I have to admit I nearly didn’t attend – the daytime UK TechDays events have been a little patchy in terms of content quality and I’m feeling slightly burned out after what has been a busy week with two Windows Server User Group evening events on top of UK TechDays and the normal work e-mail triage activities.  I’m glad I made it though and the following list is just a few of the things we saw Marc Holmes, Paul Foster and Jamie Burgess present tonight:

  • A discussion of some of the home network functionality that the guys are using for media, home automation etc. – predictably a huge amount of Microsoft media items (Media Center PCs, Windows Home Server, Xbox 360, etc.) but also the use of  X10, Z-Wave or RFXcom for pushing USB or RF signals around for home automation purposes, as well as Ethernet over power line for streaming from Media Center PCs.  Other technologies discussed included: Logitech’s DiNovo Edge keyboard and Harmony One universal remote control; SiliconDust HD HomeRun for sharing DVB-T TV signals across Ethernet to PCs; using xPL to control home automation equipment.
  • Lego Mindstorms NXT for building block robotics, including the First Lego League –  to inspire young people to get involved with science and technology in a positive way.
  • Kodu Game Lab – a visual programming language made specifically for creating games that is designed to be accessible for children and enjoyable for anyone.
  • Developing XNA games with XNA Game Studio and Visual Studio, then deploying them to Xbox or even running them in the Windows Phone emulator!  Other related topics included the use of the Freescale Flexis JM Badge board to integrate an accelerometer with an XNA game and GoblinXNA for augmented reality/3D games development.  There’s also a UK XNA user group.

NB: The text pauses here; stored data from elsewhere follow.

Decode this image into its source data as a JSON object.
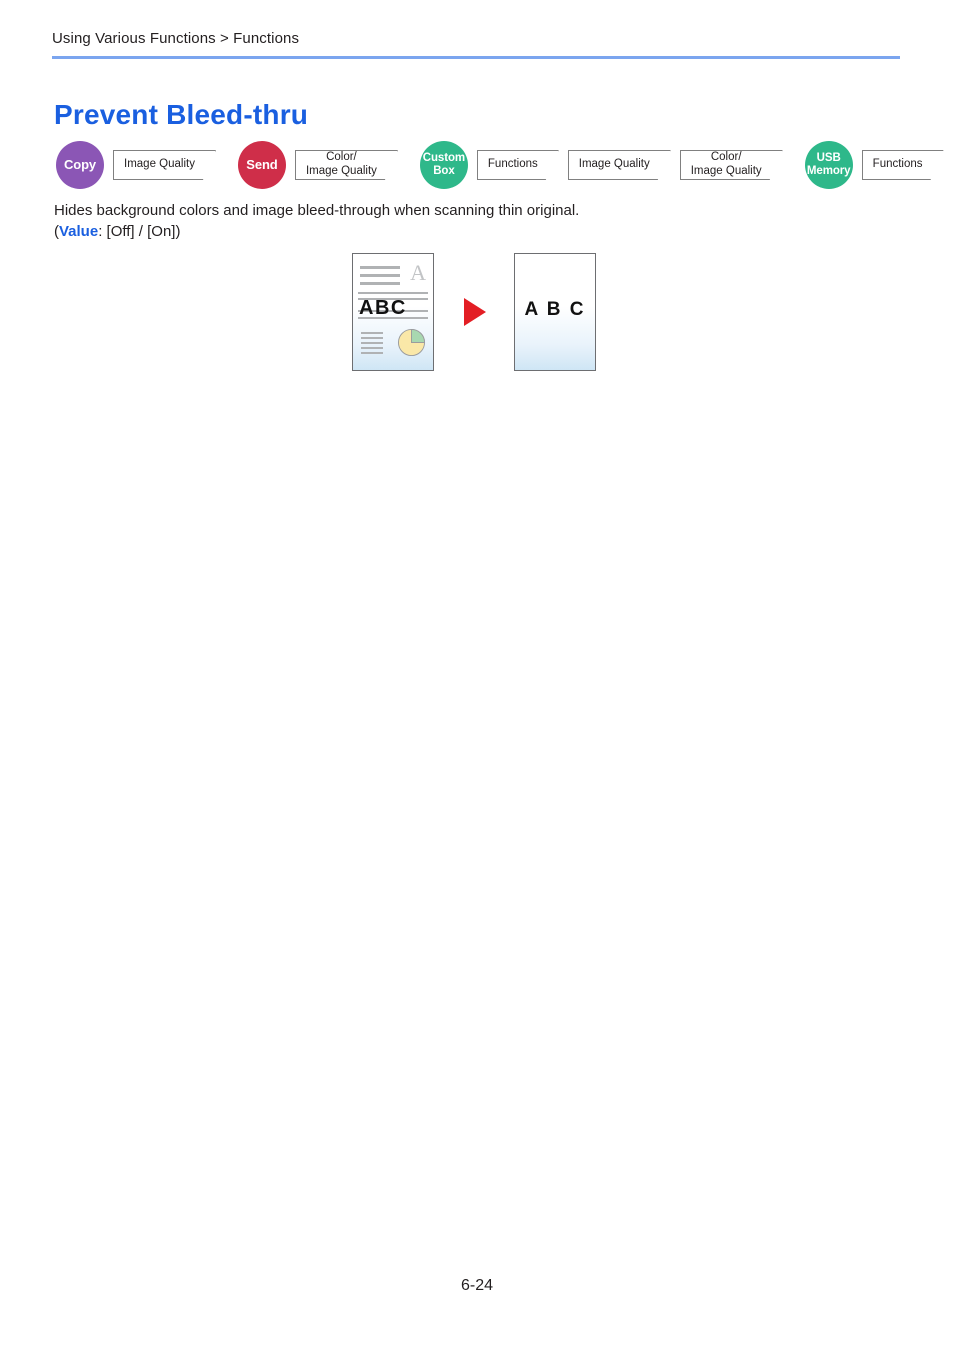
{
  "header": {
    "breadcrumb": "Using Various Functions > Functions",
    "rule_color": "#7ba5ef"
  },
  "title": "Prevent Bleed-thru",
  "title_color": "#1a5fe0",
  "badges": [
    {
      "mode": "Copy",
      "mode_lines": [
        "Copy"
      ],
      "color": "#8b56b5",
      "chips": [
        {
          "lines": [
            "Image Quality"
          ]
        }
      ]
    },
    {
      "mode": "Send",
      "mode_lines": [
        "Send"
      ],
      "color": "#cf2e49",
      "chips": [
        {
          "lines": [
            "Color/",
            "Image Quality"
          ]
        }
      ]
    },
    {
      "mode": "Custom Box",
      "mode_lines": [
        "Custom",
        "Box"
      ],
      "color": "#2eb88a",
      "chips": [
        {
          "lines": [
            "Functions"
          ]
        },
        {
          "lines": [
            "Image Quality"
          ]
        },
        {
          "lines": [
            "Color/",
            "Image Quality"
          ]
        }
      ]
    },
    {
      "mode": "USB Memory",
      "mode_lines": [
        "USB",
        "Memory"
      ],
      "color": "#2eb88a",
      "chips": [
        {
          "lines": [
            "Functions"
          ]
        }
      ]
    }
  ],
  "description": {
    "line1": "Hides background colors and image bleed-through when scanning thin original.",
    "line2_open": "(",
    "line2_keyword": "Value",
    "line2_rest": ": [Off] / [On])"
  },
  "illustration": {
    "source_page": {
      "text": "ABC",
      "faded_letter": "A",
      "pie_main_color": "#fae8a8",
      "pie_wedge_color": "#a8d8b0"
    },
    "arrow": "triangle-right-icon",
    "arrow_color": "#e31e24",
    "result_page": {
      "text": "A B C"
    }
  },
  "footer": {
    "page_number": "6-24"
  }
}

  • A look at how research projects (from Microsoft Research) move into Labs and eventually become products after developers have optimised and integrated them.  Microsoft spent $9.5bn on research and development in 2009 and some of the research activities that have now made it to life include Photosynth (which became a Windows client application and is now included within Silverlight), the Seadragon technologies which also became a part of Silverlight (Deep Zoom) and are featured in the Hard Rock Cafe Memorabilia site.  A stunning example is Blaise Aguera y Arcas’ TED 2010 talk on the work that Microsoft is doing to integrate augmented reality maps in Bing – drawing on the Seadragon technologies to provide fluidity whilst navigating maps in 3D but that environment can be used as a canvas for other things – like streetside photos (far more detailed than Google Streetview).  In his talk (which is worth watching and embedded below), Blaise navigates off the street and actually inside Seattle’s Pike Place market before showing how the Microsoft imagery can be integrated with Flickr images (possibly historical images for “time travel”) and even broadcasting live video.  In addition to the telepresence (looking from the outside in), poins of interest can be used to look out when on the ground and get details of what’s around and even looking up to the sky and seeing integration with the Microsoft Research WorldWide Telescope.
  • Finally, Paul spoke about his creation of a multitouch (Surface) table for less than £100 (using CCTV infrared cameras, a webcam with the IR filter removed and NUI software – it’s now possible to do the same with Windows 7) and a borrowed projector before discussing his own attempts at virtual reality in his paddock at home.

Whilst I’m unlikely to get stuck into all of these projects, there is plenty of geek scope here – I may have a play with home automation and it’s good to know some of the possibilities for getting my kids involved with creating their own games, robots, etc. As for Blaise Aguera y Arcas’ TED 2010 talk it was fantastic to see how Microsoft still innovates and (I only wish that all of the Bing features were available globally… here in the UK we don’t have all of the functionality that’s available stateside).